The issues that I face are:
1) My table doesn't have a primary key
2) The url lists the changes on the same day. Hence, if I run my app multiple times, when I insert values in my database, I get duplicate entries. I want to keep a check for the day duplicated entries that should be removed. The problem can be solved by adding a constraint, but since the url itself has duplicated values, I find it difficult.
The only way I can see you can do it if you have no primary key or something you can use that is unique to each record, is when you get your new data in you go through the new entries where for each one you check if the exact same data exists in the database already. If it doesn't then you add it, if it does then you skip over it.

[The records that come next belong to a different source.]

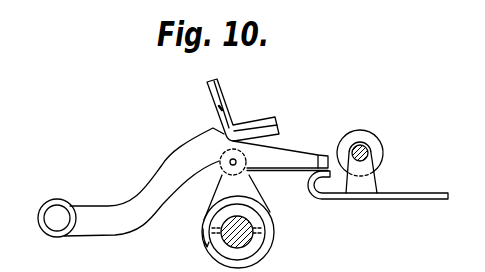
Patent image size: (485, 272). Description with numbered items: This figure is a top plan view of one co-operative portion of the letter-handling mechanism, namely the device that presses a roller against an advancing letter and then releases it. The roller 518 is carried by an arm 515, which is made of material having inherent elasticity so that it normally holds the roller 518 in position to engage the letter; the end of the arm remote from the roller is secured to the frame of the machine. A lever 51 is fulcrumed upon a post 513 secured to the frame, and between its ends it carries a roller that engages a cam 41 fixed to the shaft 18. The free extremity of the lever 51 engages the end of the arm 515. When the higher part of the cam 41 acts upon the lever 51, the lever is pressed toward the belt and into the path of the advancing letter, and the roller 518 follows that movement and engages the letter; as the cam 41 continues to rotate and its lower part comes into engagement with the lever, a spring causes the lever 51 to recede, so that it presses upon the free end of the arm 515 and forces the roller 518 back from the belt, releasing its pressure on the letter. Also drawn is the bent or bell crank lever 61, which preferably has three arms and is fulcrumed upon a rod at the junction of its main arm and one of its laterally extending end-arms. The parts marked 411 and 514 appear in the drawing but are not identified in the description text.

The shaft 18 is at (245, 220).
The cam 41 is at (203, 222).
The lever 51 is at (144, 182).
The bent or bell crank lever 61 is at (226, 114).
The hub of lever 411 is at (262, 243).
The post 513 is at (58, 220).
The lever arm extension 514 is at (318, 155).
The arm 515 is at (400, 195).
The roller 518 is at (378, 147).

You could even do something like create a unique key yourself for each entry which is a concatenation of each column of the table. That way you can quickly do the check for if the entry already exists in the database.
I see two possibilities depending on your setup:
You have a column setup as UNIQUE (this can be through a PRIMARY KEY or not). In this case, you can use the ON CONFLICT clause:
http://www.sqlite.org/lang_conflict.html
If you find this construct a little confusing, you can instead use "INSERT OR REPLACE" or "INSERT OR IGNORE" as described here:
http://www.sqlite.org/lang_insert.html
You do not have a column setup as UNIQUE. In this case, you will need to SELECT first to verify for duplicate data, and based on the result INSERT, UPDATE, or do nothing.
A more common & robust way to handle this is to associate a timestamp with each data item on the server. When your app interrogates the server it provides the timestamp corresponding to the last time it synced. The server then queries its database and returns all values that are timestamped later than the timestamp provided by the app. Then it also returns a new timestamp value for the app to store, to use on the next sync.